Plants with medicinal properties have been used in the treatment of several infectious diseases, including Acanthamoeba infections. The medicinal properties of Cambodian plant extracts; Annona muricata and Combretum trifoliatum were investigated against Acanthamoeba triangularis. A total of 39 plant extracts were evaluated and, as a result, 22 extracts showed positive anti-Acanthamoeba activity. Of the 22 extracts, 9 and 4 extracts showed anti-Acanthamoeba activity against trophozoites and cysts of A. triangularis, respectively. The minimum inhibitory concentration of A. muricata and C. trifoliatum extracts against trophozoites and cysts was 500 and 1,000 μg/mL, respectively. The combination of A. muricata at 1/4×MIC with chlorhexidine at 1/8×MIC demonstrated a synergistic effect against trophozoites, but partial synergy against cysts.

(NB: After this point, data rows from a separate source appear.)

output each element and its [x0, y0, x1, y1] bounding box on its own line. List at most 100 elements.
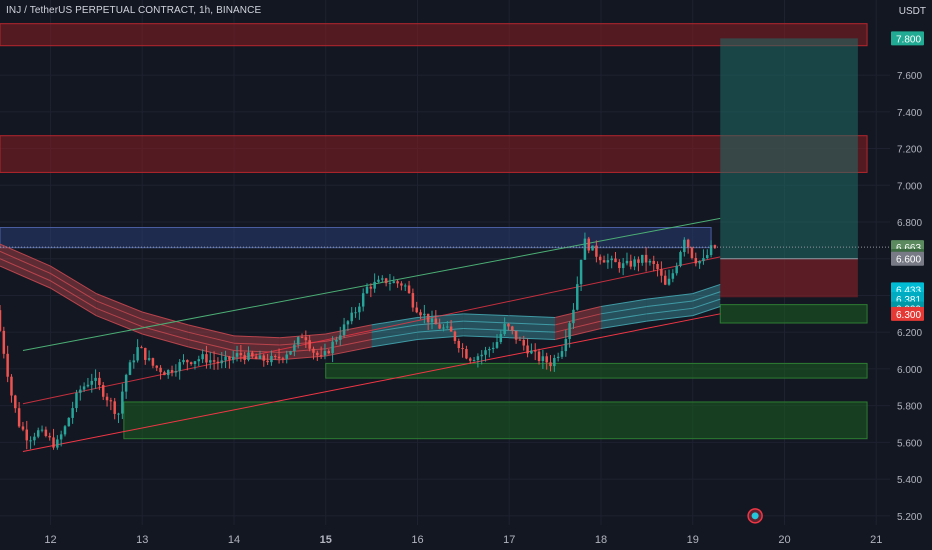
time-tick-label: 17	[503, 534, 515, 546]
candle-body	[224, 356, 227, 361]
candle-body	[266, 360, 269, 363]
ribbon-line	[325, 324, 372, 335]
candle-body	[6, 353, 9, 377]
ribbon-line	[96, 307, 143, 328]
candle-body	[396, 281, 399, 284]
trend-channel[interactable]	[22, 217, 721, 453]
candle-body	[155, 365, 158, 368]
candle-body	[312, 348, 315, 353]
candle-body	[702, 258, 705, 262]
candle-body	[499, 334, 503, 343]
candle-body	[579, 259, 583, 285]
candle-body	[583, 238, 587, 260]
ribbon-line	[463, 320, 510, 324]
price-tick-label: 6.800	[897, 218, 922, 229]
candle-body	[713, 245, 717, 248]
candle-body	[216, 361, 220, 364]
candle-body	[369, 286, 373, 289]
candle-body	[438, 324, 441, 329]
event-marker[interactable]	[747, 508, 763, 524]
candle-body	[323, 351, 327, 356]
candle-body	[98, 377, 101, 386]
candle-body	[186, 360, 189, 363]
candle-body	[660, 269, 663, 276]
candle-body	[694, 258, 698, 264]
candle-body	[465, 349, 468, 359]
candle-body	[10, 376, 13, 396]
ribbon-line	[646, 293, 693, 300]
candle-body	[319, 355, 323, 357]
time-tick-label: 12	[44, 534, 56, 546]
ribbon-line	[233, 342, 280, 346]
candle-body	[121, 391, 124, 414]
time-tick-label: 14	[228, 534, 240, 546]
candle-body	[602, 260, 606, 263]
long-position-tool[interactable]	[720, 38, 858, 298]
candle-body	[656, 263, 659, 270]
candle-body	[201, 354, 204, 360]
candle-body	[166, 370, 170, 376]
candle-body	[82, 386, 86, 390]
candle-body	[178, 362, 181, 372]
candle-body	[365, 286, 369, 294]
ribbon-line	[371, 324, 418, 333]
channel-upper-line	[22, 217, 721, 352]
candle-body	[17, 408, 21, 427]
candle-body	[44, 429, 48, 436]
ribbon-segment	[463, 313, 510, 338]
candle-body	[304, 337, 308, 341]
candle-body	[511, 326, 514, 331]
ribbon-line	[233, 335, 280, 339]
candle-body	[564, 338, 568, 352]
candle-body	[400, 283, 403, 286]
candle-body	[140, 347, 143, 349]
ribbon-segment	[692, 284, 721, 316]
time-axis[interactable]: 12 13 14 15 16 17 18 19 20 21	[0, 525, 932, 550]
candle-body	[598, 256, 602, 261]
candle-body	[63, 426, 67, 435]
candle-body	[698, 261, 701, 264]
candle-body	[117, 413, 120, 415]
ribbon-segment	[371, 317, 418, 347]
price-axis[interactable]: 7.6007.4007.2007.0006.8006.6006.4006.200…	[890, 0, 932, 550]
ribbon-line	[417, 328, 464, 333]
ribbon-segment	[96, 293, 143, 335]
candle-body	[132, 360, 136, 363]
candle-body	[243, 355, 246, 360]
candle-body	[495, 342, 499, 348]
candle-body	[503, 323, 506, 335]
ribbon-line	[692, 298, 721, 309]
candle-body	[587, 238, 590, 251]
candle-body	[663, 275, 667, 285]
price-tick-label: 6.000	[897, 365, 922, 376]
position-target-area	[720, 38, 858, 259]
support-zone	[325, 362, 868, 379]
candle-body	[0, 310, 2, 331]
ribbon-line	[187, 346, 235, 359]
ribbon-line	[509, 329, 556, 333]
resistance-zone	[0, 23, 868, 47]
candle-body	[59, 434, 63, 440]
candle-body	[308, 340, 311, 349]
candle-body	[637, 259, 640, 263]
candle-body	[258, 355, 262, 360]
event-marker-dot	[751, 512, 759, 520]
ribbon-segment	[50, 266, 97, 316]
candle-body	[147, 358, 151, 360]
ribbon-segment	[555, 306, 601, 340]
ribbon-line	[600, 298, 647, 307]
candle-body	[415, 307, 418, 313]
ribbon-line	[50, 280, 97, 309]
price-label-text: 6.663	[896, 243, 921, 254]
candle-body	[686, 239, 690, 248]
candle-body	[189, 362, 193, 365]
ribbon-line	[0, 265, 51, 289]
price-tick-label: 6.200	[897, 328, 922, 339]
candle-body	[679, 252, 682, 266]
price-label-text: 6.300	[896, 310, 921, 321]
ribbon-line	[600, 305, 647, 315]
ribbon-segment	[509, 315, 556, 340]
candle-body	[163, 372, 166, 376]
candle-body	[507, 323, 510, 327]
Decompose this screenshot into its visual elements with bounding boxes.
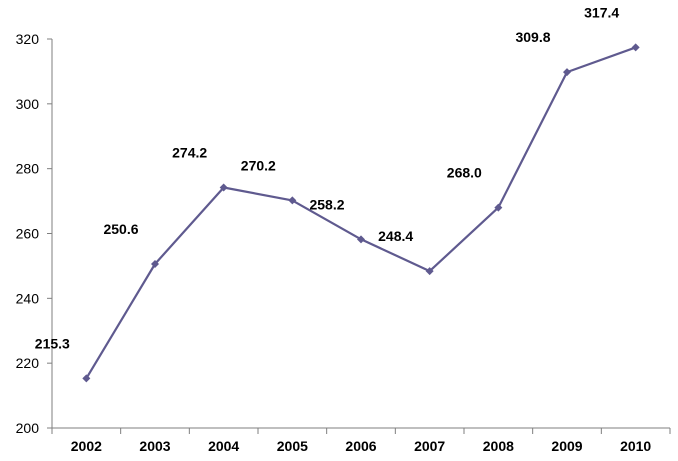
data-label: 317.4 <box>584 4 619 20</box>
y-tick-label: 280 <box>16 161 40 177</box>
data-label: 215.3 <box>35 335 70 351</box>
data-point-marker <box>219 183 228 192</box>
x-tick-label: 2009 <box>551 438 582 454</box>
data-labels: 215.3 250.6 274.2 270.2 258.2 248.4 268.0 309.8… <box>35 4 620 351</box>
x-tick-label: 2006 <box>345 438 376 454</box>
data-label: 258.2 <box>309 196 344 212</box>
data-point-marker <box>631 43 640 52</box>
data-point-marker <box>357 235 365 244</box>
data-label: 309.8 <box>515 29 550 45</box>
data-label: 274.2 <box>172 144 207 160</box>
data-label: 248.4 <box>378 228 413 244</box>
axes: 200 220 240 260 280 300 320 2002 2003 2004 2005 200… <box>16 31 671 454</box>
data-point-marker <box>563 68 571 77</box>
x-tick-label: 2007 <box>414 438 445 454</box>
y-tick-label: 320 <box>16 31 40 47</box>
data-point-marker <box>82 374 91 383</box>
data-label: 250.6 <box>103 221 138 237</box>
x-tick-label: 2005 <box>277 438 308 454</box>
data-label: 270.2 <box>241 157 276 173</box>
y-tick-label: 300 <box>16 96 40 112</box>
x-tick-label: 2003 <box>139 438 170 454</box>
series-line <box>85 46 637 379</box>
data-label: 268.0 <box>447 165 482 181</box>
data-point-marker <box>151 259 159 268</box>
y-tick-label: 200 <box>16 420 40 436</box>
data-series <box>82 43 640 383</box>
x-tick-label: 2008 <box>483 438 514 454</box>
x-tick-label: 2010 <box>620 438 651 454</box>
data-point-marker <box>425 267 434 276</box>
x-tick-label: 2004 <box>208 438 239 454</box>
y-tick-label: 220 <box>16 355 40 371</box>
x-tick-label: 2002 <box>71 438 102 454</box>
data-point-marker <box>494 203 503 212</box>
y-tick-label: 240 <box>16 290 40 306</box>
data-point-marker <box>288 196 297 205</box>
y-tick-label: 260 <box>16 226 40 242</box>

A 40% reduction in trophozoites and 60% of cysts adhered to the plastic surface treated with both extracts at 1/2×MIC were noted comparing to the control (P < 0.05). Furthermore, a reduction of 80% and 90% of trophozoites adhered to the surface was observed after pre-treatment with A. muricata and C. trifoliatum extracts, respectively. A 90% of cysts adhered to the surface was decreased with pre-treatment of A. muricata at 1/2×MIC (P < 0.05). A 75% of trophozoites and cysts from Acanthamoeba adhered to the surface were removed after treatment with both extracts at 4×MIC (P < 0.05). In the model of contact lens, 1 log cells/mL of trophozoites and cysts was significantly decreased post-treatment with both extracts compared to the control. Trophozoites showed strong loss of acanthopodia and thorn-like projection pseudopodia, while cysts demonstrated retraction and folded appearance treated with both extracts when observed by SEM, which suggests the potential benefits of the medicinal plants A. muricata and C. trifoliatum as an option treatment against Acanthamoeba infections.